アモスは模造刀でアートンを指し示していたので、バークの疑惑を込めた視線には気づいていない。
「ねぇ、リアンく~ん? バカアートンがいうみたくさぁ。あの青瓢箪が暴走したのは、あたしのせいかなぁ?」
アモスがアートンのほうを見ながら、リアンに甘えるような声でいう。
「ど、どうだろう……」
かなりの間があってリアンが答える。
「うふふ……。リアンくんはぁ、正直にいってくれてもいいのよ?」
困惑してるリアンに、アモスが挑発的に訊いてくる。
「しかし、事は重大だよな……。芋づる式に捜査の手が、ヒロトちゃんに伸びる可能性があるわけか……」
バークが顎に手を当てて考える。
「ああ、それが一番心配だよな……。ヒロトちゃんはまだ子供だから、厳罰はされないだろうけど。実行犯の仲間であったのは、確実なわけだからな」
アートンがアモスの視線から逃げるように、崩れた雑誌を再結束しながらいう。
「そんなに、深刻になることなの?」
ここでアモスが平然といい放つ。
「もしパクられたら、パクられたでさ。今回のことは、いい社会勉強でしょ? あのクソ生意気にねじ曲がった性格を、矯正するには、いいきっかけじゃない。好機とみるべきよ」
アモスが、まるで問題ないといった感じでサラリという。
その言葉を聞いて、リアンやバークたちが表情を強張らせる。
アートンも雑誌を整理しながら、アモスに聞こえないように、「はぁ」とため息を漏らす。

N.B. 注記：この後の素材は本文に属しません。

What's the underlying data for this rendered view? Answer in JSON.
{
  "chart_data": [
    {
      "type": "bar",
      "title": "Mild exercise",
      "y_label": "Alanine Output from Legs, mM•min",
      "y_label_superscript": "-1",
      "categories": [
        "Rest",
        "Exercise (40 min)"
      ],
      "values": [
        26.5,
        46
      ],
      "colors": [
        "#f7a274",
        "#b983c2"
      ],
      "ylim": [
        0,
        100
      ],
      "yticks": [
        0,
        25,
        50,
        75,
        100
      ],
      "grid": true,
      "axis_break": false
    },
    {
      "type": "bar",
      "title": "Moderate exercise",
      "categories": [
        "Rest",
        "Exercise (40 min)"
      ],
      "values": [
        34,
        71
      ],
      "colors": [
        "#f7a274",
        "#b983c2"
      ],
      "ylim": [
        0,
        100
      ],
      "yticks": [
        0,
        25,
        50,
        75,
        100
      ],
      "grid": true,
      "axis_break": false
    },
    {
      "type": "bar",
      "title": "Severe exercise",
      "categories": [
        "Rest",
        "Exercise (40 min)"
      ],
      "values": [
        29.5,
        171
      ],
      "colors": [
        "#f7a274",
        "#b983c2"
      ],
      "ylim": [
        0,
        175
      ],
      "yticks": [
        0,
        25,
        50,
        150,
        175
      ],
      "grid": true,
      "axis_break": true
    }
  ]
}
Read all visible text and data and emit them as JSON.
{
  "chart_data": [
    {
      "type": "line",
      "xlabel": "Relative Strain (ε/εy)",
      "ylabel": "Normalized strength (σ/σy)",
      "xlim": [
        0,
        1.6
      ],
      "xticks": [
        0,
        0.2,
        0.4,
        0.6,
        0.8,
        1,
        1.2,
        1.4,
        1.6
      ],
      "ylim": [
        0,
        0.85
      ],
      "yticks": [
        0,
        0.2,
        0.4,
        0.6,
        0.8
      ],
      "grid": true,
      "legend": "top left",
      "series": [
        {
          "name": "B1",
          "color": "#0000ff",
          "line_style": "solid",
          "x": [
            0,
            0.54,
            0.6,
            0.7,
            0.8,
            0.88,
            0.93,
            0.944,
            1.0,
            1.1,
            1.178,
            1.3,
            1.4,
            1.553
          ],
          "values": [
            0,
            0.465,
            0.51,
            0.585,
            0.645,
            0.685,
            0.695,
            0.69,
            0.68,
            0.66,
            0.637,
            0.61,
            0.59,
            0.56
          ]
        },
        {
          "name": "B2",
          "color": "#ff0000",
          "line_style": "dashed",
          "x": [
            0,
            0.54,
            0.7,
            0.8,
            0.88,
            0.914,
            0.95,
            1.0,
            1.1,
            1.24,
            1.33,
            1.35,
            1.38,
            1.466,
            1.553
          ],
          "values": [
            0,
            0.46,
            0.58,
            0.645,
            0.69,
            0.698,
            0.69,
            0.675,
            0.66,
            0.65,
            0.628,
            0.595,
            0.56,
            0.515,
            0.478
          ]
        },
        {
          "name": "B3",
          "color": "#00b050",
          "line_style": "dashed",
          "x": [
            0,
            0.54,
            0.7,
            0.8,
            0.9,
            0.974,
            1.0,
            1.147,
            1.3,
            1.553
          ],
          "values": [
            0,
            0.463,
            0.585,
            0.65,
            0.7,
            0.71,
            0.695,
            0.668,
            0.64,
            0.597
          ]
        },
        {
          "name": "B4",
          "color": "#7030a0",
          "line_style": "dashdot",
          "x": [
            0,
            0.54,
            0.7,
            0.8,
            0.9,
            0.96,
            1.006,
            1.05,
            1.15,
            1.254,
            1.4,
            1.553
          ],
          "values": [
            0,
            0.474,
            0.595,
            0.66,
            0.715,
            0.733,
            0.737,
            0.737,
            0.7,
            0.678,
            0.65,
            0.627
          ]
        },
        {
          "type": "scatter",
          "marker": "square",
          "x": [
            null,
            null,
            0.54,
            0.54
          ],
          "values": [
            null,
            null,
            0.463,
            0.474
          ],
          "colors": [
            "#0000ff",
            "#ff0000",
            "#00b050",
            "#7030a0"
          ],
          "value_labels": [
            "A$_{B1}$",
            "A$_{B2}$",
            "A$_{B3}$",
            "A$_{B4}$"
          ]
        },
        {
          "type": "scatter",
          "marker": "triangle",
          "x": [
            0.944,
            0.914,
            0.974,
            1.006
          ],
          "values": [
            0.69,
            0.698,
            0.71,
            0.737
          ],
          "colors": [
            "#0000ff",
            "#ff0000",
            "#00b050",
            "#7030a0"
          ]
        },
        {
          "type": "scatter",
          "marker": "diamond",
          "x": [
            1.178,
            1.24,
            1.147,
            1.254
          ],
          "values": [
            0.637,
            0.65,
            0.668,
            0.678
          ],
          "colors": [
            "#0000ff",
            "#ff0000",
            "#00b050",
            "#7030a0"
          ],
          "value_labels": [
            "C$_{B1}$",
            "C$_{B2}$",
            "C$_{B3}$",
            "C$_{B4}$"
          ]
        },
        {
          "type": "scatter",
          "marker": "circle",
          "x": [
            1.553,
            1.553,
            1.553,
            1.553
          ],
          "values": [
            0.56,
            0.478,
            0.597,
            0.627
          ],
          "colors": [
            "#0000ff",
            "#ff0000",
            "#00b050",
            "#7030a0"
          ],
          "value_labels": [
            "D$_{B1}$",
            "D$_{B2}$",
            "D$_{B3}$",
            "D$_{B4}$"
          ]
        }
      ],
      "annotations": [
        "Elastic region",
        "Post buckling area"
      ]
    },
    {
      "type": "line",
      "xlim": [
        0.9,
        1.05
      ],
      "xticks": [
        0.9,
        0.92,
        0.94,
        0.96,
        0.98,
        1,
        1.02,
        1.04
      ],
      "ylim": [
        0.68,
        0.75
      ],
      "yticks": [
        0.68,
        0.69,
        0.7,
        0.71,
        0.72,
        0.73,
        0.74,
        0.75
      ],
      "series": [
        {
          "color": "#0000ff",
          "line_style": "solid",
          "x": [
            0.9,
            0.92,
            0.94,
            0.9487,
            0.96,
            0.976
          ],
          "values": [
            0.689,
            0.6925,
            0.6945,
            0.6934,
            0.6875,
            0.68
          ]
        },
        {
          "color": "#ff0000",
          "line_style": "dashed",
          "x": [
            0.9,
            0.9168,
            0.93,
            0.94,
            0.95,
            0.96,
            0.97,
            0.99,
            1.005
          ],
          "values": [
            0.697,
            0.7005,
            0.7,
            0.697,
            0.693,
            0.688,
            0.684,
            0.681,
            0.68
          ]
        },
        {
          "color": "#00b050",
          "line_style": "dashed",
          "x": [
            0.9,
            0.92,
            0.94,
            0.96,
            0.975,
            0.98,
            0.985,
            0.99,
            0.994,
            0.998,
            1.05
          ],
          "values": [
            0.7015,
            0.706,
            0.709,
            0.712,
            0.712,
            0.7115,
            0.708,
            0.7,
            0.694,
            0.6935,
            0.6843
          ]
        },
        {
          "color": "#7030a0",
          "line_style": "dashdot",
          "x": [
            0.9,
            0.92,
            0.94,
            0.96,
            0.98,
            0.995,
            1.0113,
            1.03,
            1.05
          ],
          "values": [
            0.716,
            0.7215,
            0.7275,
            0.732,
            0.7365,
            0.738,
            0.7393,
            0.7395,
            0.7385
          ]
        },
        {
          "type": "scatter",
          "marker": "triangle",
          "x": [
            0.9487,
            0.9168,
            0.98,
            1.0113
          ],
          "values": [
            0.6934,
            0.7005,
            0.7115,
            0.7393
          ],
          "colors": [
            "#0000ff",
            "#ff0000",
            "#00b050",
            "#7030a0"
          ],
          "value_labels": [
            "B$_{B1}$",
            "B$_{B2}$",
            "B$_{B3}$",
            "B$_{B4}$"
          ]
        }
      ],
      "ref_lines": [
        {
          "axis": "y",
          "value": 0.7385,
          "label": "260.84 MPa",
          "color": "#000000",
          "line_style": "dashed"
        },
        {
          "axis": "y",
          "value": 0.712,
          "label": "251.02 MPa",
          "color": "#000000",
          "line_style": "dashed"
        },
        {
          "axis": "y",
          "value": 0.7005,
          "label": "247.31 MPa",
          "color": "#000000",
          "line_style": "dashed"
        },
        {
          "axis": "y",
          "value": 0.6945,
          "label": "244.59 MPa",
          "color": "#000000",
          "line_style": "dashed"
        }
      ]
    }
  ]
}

「そうかもしれないがなぁ。俺たちの手で、更生のチャンスを新しく用意できるんだぜ。同じ変化へのきっかけなら、平穏無事なほうがいいじゃないか……」
バークが、アモスの無関心振りに落胆したよにいう。
「うん、僕とお話しした感じじゃ、ヒロト。もう普通の女の子に、戻ってると思うよ。きっと以前のような攻撃的な態度は、彼女もう取らないよ」
リアンの言葉に、何故かアモスがニヤニヤする。
「あら、リアンくんは、やっぱり女の子の扱いが上手なのねぇ。どうやってあの捻くれ者を、矯正させちゃったのかしら?」
アモスの笑顔にリアンは困惑する。
アモスの考えていることは、なんとなく理解できる。
でも、本当にそういうのではないということを、リアンは説明しようか迷っていた。
すると、ドアがノックされる音がする。
室内の全員に緊張が走る。
「どちらさん? 従業員さん?」
アモスが大声で、ドア向こうの人間を誰何する。
バークとアートンは緊張している。
もしかしてと、最悪の事態を想定して身構えているふたり。
「あの、あたしです……」
しかしドアの向こうから聞こえたのは、ヒロトの弱々しい声だった。
「今、お話しいいですか?」
ヒロトが本当に人が変わったように、しおらしくなって声をかけてきた。
アモスが、バークとアートンに無言で手で制止し自発的にドアに向かう、そしてのぞき穴からアモスはドアの外を確認する。
魚眼レンズに映るのは、ヒロトの姿だけだった。
周囲に、怪しい人影もなければ気配も感じない。